Do we confess our sins so God will like us, or do we confess our sins to free up mental bandwidth to experience the love of God already being poured into our hearts?

This is the beginning of the good news of Jesus Christ.

 

Next week we will delve more deeply into John’s instructions for preparing ourselves for the God who comes, but this week let us notice how many times our minds twist the good news of God’s coming into the bad news of how far we are from God, as if we are too far away for God to find us.

 

Notice the number of times you believe the voice in your head telling you that you are not…choose your phrase: not– good enough, worthy enough, rich enough, thin enough, happy enough, lucky enough, smart enough for King Jesus to come to your home, your church, your nation, or your heart.

 

The good news is that King Jesus has come to bring the Father’s love to us.

John says “the one who is more powerful than I is coming…I am not worthy to be his slave who unties his shoes…I am not worthy” and you are not worthy, but he is still coming.

Tired of the status quo, tired of thinking the same destructive thoughts with the same predictable results?

Theologian and good ole southern boy maker of fishing lures Baxter Krueger puts it this way: “the gospel is not the news that you can be involved with Jesus, if only you get your religion right.

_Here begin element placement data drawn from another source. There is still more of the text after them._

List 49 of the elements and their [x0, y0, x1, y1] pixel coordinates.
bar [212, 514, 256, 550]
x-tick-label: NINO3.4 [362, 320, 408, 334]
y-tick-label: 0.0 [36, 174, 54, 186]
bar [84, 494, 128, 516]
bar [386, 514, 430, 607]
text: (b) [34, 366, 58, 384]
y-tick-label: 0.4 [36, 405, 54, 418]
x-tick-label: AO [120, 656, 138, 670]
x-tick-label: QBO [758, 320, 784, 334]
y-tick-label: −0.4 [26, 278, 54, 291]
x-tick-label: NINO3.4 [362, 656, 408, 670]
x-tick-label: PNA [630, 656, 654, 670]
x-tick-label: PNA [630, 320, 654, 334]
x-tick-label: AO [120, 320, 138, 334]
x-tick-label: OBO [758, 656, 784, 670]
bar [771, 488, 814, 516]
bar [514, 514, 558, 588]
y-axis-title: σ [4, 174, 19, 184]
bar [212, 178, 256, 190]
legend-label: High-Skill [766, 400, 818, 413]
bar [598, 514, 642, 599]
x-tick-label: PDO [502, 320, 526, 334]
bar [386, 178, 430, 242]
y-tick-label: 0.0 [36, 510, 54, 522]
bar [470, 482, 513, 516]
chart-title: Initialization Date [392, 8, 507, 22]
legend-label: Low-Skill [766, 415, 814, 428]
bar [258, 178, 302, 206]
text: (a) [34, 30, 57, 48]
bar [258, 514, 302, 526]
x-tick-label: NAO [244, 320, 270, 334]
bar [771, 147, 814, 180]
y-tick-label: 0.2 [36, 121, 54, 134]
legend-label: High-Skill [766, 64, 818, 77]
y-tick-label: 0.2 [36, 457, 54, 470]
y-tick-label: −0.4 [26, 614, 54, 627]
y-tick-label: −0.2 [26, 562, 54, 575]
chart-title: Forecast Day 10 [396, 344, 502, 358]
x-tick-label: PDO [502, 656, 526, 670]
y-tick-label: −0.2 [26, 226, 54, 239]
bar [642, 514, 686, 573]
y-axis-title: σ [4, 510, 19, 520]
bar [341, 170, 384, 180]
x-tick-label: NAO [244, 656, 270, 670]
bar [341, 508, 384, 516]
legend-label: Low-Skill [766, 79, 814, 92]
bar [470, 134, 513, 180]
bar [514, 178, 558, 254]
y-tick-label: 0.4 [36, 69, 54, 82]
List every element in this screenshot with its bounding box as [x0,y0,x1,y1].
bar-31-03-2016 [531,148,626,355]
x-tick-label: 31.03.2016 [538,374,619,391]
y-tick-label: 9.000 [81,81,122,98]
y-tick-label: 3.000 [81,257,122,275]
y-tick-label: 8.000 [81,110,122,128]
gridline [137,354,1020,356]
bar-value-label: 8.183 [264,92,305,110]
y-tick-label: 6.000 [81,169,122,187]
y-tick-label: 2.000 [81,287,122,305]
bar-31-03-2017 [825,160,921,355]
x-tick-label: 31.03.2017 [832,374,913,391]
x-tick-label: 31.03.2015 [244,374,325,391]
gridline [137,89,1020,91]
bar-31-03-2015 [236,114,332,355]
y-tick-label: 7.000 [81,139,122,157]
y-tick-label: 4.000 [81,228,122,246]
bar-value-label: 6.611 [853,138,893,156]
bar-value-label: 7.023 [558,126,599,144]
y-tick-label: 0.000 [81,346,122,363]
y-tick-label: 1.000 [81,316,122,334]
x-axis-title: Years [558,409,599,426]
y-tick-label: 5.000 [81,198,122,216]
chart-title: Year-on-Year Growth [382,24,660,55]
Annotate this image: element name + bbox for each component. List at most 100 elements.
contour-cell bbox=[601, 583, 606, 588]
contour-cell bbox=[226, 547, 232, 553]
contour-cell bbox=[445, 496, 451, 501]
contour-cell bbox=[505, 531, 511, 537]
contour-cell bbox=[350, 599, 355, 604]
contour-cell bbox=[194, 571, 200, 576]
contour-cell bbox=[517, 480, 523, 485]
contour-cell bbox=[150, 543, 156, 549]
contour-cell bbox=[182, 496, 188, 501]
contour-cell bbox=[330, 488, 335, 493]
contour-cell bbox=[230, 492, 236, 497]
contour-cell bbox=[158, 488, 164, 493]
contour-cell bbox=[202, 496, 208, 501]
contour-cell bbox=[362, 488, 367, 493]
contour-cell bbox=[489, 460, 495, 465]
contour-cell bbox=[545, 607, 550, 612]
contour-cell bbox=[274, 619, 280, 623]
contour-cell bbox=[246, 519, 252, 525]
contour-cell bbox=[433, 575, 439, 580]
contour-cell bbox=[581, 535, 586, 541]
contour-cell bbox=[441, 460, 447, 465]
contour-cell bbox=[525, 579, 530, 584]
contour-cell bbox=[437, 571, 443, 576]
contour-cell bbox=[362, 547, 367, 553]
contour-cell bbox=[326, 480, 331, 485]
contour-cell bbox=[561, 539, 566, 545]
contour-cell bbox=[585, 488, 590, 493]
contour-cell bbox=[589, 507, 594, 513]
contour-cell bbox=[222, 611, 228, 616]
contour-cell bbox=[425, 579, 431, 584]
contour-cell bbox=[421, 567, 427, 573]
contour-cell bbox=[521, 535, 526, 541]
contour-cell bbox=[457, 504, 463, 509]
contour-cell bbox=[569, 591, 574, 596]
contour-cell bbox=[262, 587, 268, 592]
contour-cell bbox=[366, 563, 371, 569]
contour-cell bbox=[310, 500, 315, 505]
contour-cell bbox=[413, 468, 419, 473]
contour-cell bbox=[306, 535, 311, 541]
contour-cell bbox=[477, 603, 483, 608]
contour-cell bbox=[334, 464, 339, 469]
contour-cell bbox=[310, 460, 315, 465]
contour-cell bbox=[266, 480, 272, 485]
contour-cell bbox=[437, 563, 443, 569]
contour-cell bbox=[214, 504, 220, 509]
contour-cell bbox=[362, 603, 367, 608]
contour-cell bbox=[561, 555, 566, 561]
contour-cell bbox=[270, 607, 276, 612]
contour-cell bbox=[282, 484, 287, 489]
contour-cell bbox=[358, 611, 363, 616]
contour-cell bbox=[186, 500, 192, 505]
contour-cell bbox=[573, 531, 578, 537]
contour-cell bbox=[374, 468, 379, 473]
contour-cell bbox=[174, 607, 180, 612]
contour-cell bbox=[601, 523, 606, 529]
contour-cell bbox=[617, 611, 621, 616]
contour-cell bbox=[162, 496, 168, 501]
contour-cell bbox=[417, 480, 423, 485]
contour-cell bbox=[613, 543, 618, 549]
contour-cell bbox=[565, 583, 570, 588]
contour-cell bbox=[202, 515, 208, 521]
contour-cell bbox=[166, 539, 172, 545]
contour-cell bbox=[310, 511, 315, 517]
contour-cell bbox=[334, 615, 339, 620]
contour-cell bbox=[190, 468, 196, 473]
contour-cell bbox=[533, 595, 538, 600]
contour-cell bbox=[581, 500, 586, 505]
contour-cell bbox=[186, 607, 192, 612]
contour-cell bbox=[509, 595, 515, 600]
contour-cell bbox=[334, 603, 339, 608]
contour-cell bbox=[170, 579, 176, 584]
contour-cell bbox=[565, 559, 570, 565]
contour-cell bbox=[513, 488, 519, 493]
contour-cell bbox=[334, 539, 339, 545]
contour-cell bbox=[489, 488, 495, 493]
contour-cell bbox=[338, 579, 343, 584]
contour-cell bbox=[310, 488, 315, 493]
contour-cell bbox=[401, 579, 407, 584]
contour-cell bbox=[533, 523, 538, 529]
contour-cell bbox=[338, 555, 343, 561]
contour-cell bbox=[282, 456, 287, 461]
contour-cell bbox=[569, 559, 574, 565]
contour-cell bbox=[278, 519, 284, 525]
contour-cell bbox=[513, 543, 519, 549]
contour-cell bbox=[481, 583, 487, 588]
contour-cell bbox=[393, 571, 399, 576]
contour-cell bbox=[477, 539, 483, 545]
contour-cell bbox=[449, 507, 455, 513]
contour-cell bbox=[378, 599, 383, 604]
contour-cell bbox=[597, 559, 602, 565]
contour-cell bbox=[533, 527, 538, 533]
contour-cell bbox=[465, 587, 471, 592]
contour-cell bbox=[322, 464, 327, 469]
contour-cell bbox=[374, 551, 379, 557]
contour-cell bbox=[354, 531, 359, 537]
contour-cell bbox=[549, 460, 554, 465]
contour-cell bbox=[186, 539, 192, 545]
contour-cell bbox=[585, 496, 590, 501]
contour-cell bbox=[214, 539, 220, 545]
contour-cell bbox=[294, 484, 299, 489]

The gospel is not news of what can be at all. It is the new of what is.”

He says, “it is not about you inviting Jesus into your life; it is about Jesus already including you in his.” Across All World’s: Jesus Inside Our Darkness

 

John the Baptizer is throwing water into our faces to wake us up.

He says, compared to Jesus I am nothing special, because I only immerse you in the river, but he immerses you in God.